Миледи не расслышала, пожала плечами, кинула на тарелку ложку винегрета и стала безучастно жевать, глядя в окно. Ей мерещился утренний сон: она беременная, с огромным животом лежит одна в больничной палате, а в изножье кровати лениво бродит кругами кавказская овчарка с обрубленными ушами и лижет ей пятки.

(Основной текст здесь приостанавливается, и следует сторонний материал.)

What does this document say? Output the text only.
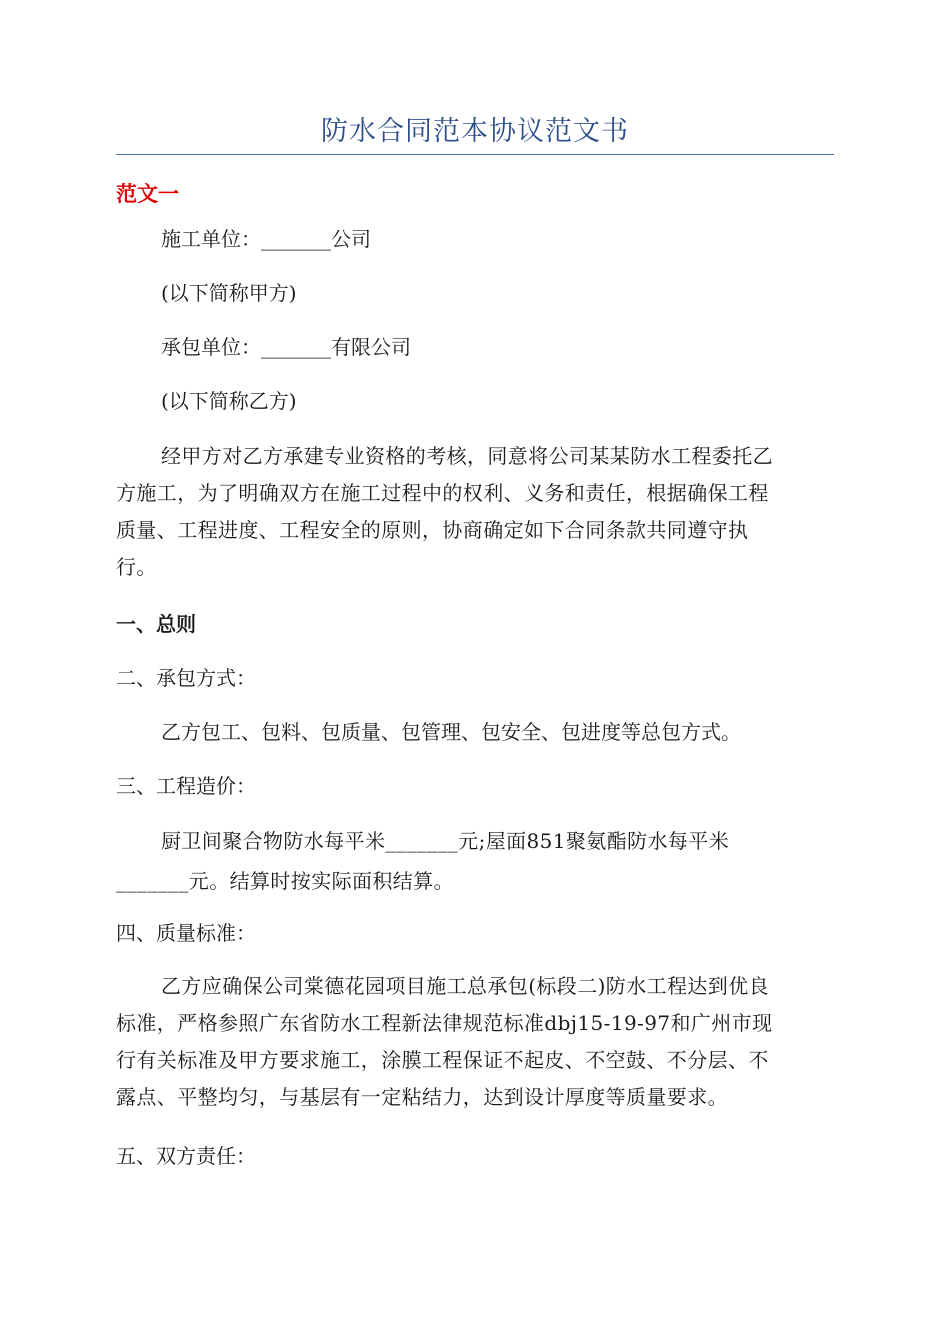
防水合同范本协议范文书
范文一
施工单位：_______公司
(以下简称甲方)
承包单位：_______有限公司
(以下简称乙方)
经甲方对乙方承建专业资格的考核，同意将公司某某防水工程委托乙
方施工，为了明确双方在施工过程中的权利、义务和责任，根据确保工程
质量、工程进度、工程安全的原则，协商确定如下合同条款共同遵守执
行。
一、总则
二、承包方式：
乙方包工、包料、包质量、包管理、包安全、包进度等总包方式。
三、工程造价：
厨卫间聚合物防水每平米_______元;屋面851聚氨酯防水每平米
_______元。结算时按实际面积结算。
四、质量标准：
乙方应确保公司棠德花园项目施工总承包(标段二)防水工程达到优良
标准，严格参照广东省防水工程新法律规范标准dbj15-19-97和广州市现
行有关标准及甲方要求施工，涂膜工程保证不起皮、不空鼓、不分层、不
露点、平整均匀，与基层有一定粘结力，达到设计厚度等质量要求。
五、双方责任：
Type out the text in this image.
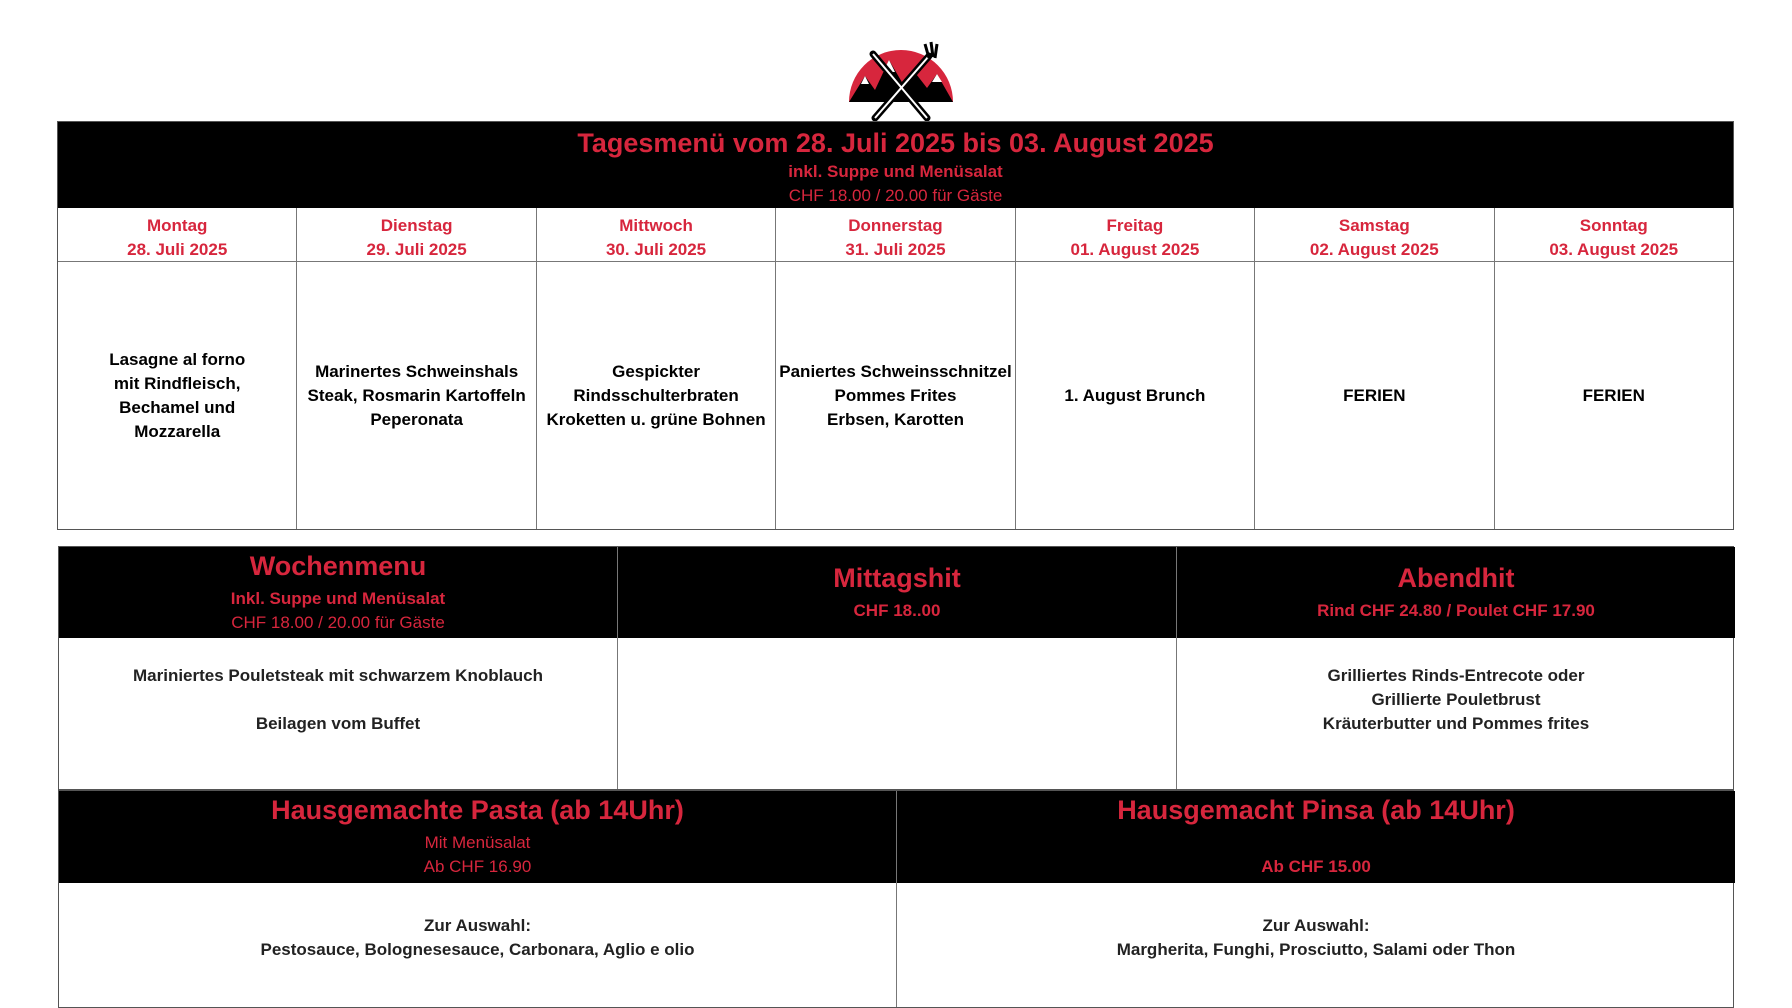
Tagesmenü vom 28. Juli 2025 bis 03. August 2025
inkl. Suppe und Menüsalat
CHF 18.00 / 20.00 für Gäste
Montag
28. Juli 2025
Lasagne al forno
mit Rindfleisch,
Bechamel und
Mozzarella
Dienstag
29. Juli 2025
Marinertes Schweinshals
Steak, Rosmarin Kartoffeln
Peperonata
Mittwoch
30. Juli 2025
Gespickter
Rindsschulterbraten
Kroketten u. grüne Bohnen
Donnerstag
31. Juli 2025
Paniertes Schweinsschnitzel
Pommes Frites
Erbsen, Karotten
Freitag
01. August 2025
1. August Brunch
Samstag
02. August 2025
FERIEN
Sonntag
03. August 2025
FERIEN
Wochenmenu
Inkl. Suppe und Menüsalat
CHF 18.00 / 20.00 für Gäste
Mariniertes Pouletsteak mit schwarzem Knoblauch

Beilagen vom Buffet
Mittagshit
CHF 18..00
Abendhit
Rind CHF 24.80 / Poulet CHF 17.90
Grilliertes Rinds-Entrecote oder
Grillierte Pouletbrust
Kräuterbutter und Pommes frites
Hausgemachte Pasta (ab 14Uhr)
Mit Menüsalat
Ab CHF 16.90
Zur Auswahl:
Pestosauce, Bolognesesauce, Carbonara, Aglio e olio
Hausgemacht Pinsa (ab 14Uhr)
Ab CHF 15.00
Zur Auswahl:
Margherita, Funghi, Prosciutto, Salami oder Thon
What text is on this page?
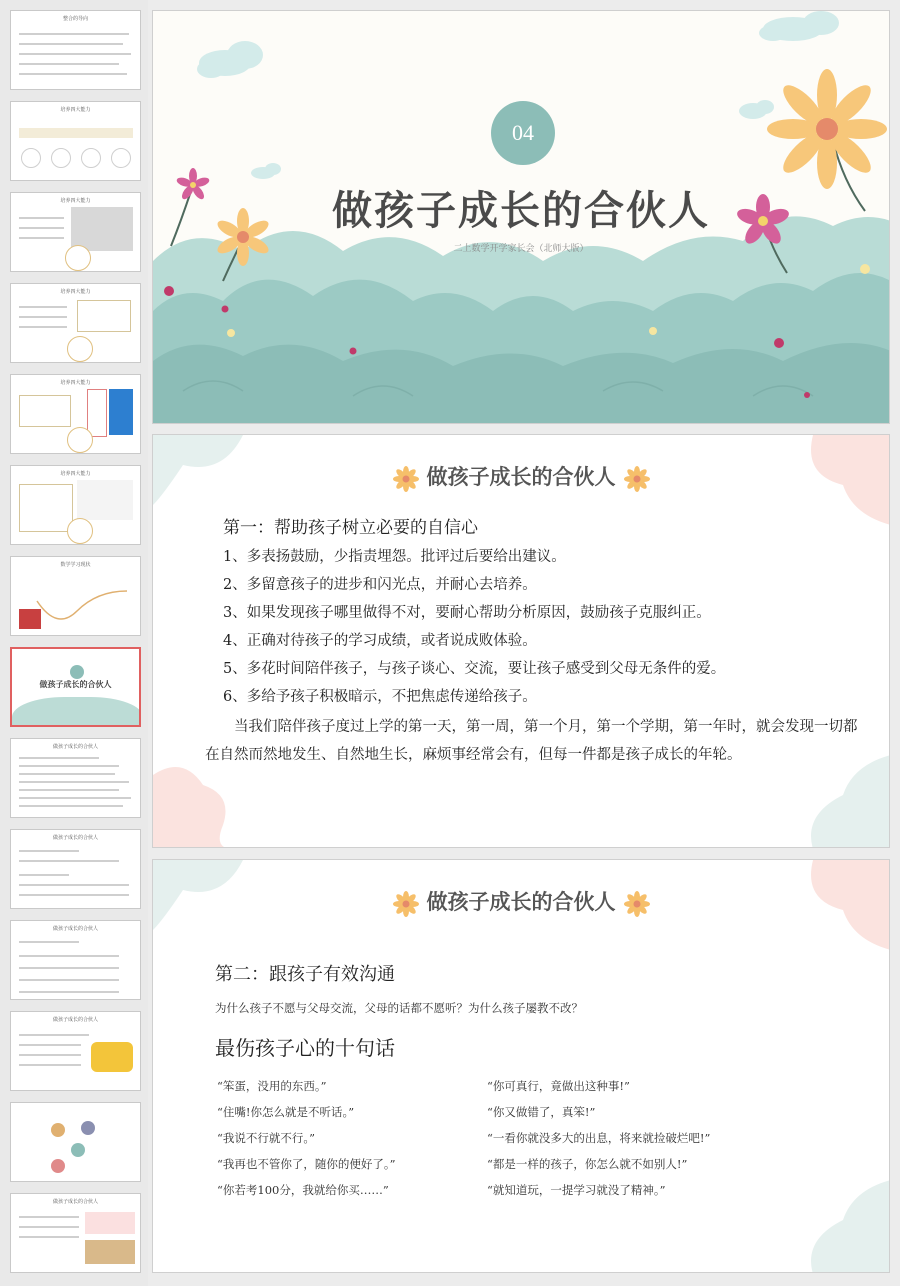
整合的导向
培养四大能力
培养四大能力
培养四大能力
培养四大能力
培养四大能力
数学学习现状
做孩子成长的合伙人
做孩子成长的合伙人
做孩子成长的合伙人
做孩子成长的合伙人
做孩子成长的合伙人
做孩子成长的合伙人
04
做孩子成长的合伙人
二上数学开学家长会（北师大版）
做孩子成长的合伙人
第一：帮助孩子树立必要的自信心
1、多表扬鼓励，少指责埋怨。批评过后要给出建议。
2、多留意孩子的进步和闪光点，并耐心去培养。
3、如果发现孩子哪里做得不对，要耐心帮助分析原因，鼓励孩子克服纠正。
4、正确对待孩子的学习成绩，或者说成败体验。
5、多花时间陪伴孩子，与孩子谈心、交流，要让孩子感受到父母无条件的爱。
6、多给予孩子积极暗示，不把焦虑传递给孩子。
当我们陪伴孩子度过上学的第一天，第一周，第一个月，第一个学期，第一年时，就会发现一切都在自然而然地发生、自然地生长，麻烦事经常会有，但每一件都是孩子成长的年轮。
做孩子成长的合伙人
第二：跟孩子有效沟通
为什么孩子不愿与父母交流，父母的话都不愿听？为什么孩子屡教不改？
最伤孩子心的十句话
“笨蛋，没用的东西。”
“住嘴!你怎么就是不听话。”
“我说不行就不行。”
“我再也不管你了，随你的便好了。”
“你若考100分，我就给你买……”
“你可真行，竟做出这种事!”
“你又做错了，真笨!”
“一看你就没多大的出息，将来就捡破烂吧!”
“都是一样的孩子，你怎么就不如别人!”
“就知道玩，一提学习就没了精神。”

Хозяин отпахнул с пристуком крышку, пробежался по клавишам пианино, выбил проворными пальцами, умеющими, казалось бы, только считать деньги, игривую бурную скороговорку, все время отрывисто взглядывая из-за плеча на гостей, де, вот какой я умелец. У Григория Семеновича оказались повадки тапера. Но игру сразу же оборвал, включил музыкальный ящик.

Иван пригласил повальсировать бабушку. Она оказалась крохотулечкой, и ее изрядно облысевшая, накрашенная хною головенка едва достигала груди. Тетя Фира судорожно вцепилась в рукава сюртука, дутые серьги, принакрытые невесомыми букольками, болтались, как уши болонки, счастливая улыбка блуждала на помятом старостью, запрокинутом на ухажера лице. Но шаг у партейной оказался весомый, солдатский, будто была тетя Фира в подкованных кирзовых сапогах. Один раз бабуля промахнулась и наступила на палец, так что Иван обезножел и захромал. Боль слегка привела в чувство, хмель сник, проредился, как утренний туман, и опал куда-то в брюшину. Ивану было хорошо на пиру, все любили его, и он с любовью почитал новую свою родню.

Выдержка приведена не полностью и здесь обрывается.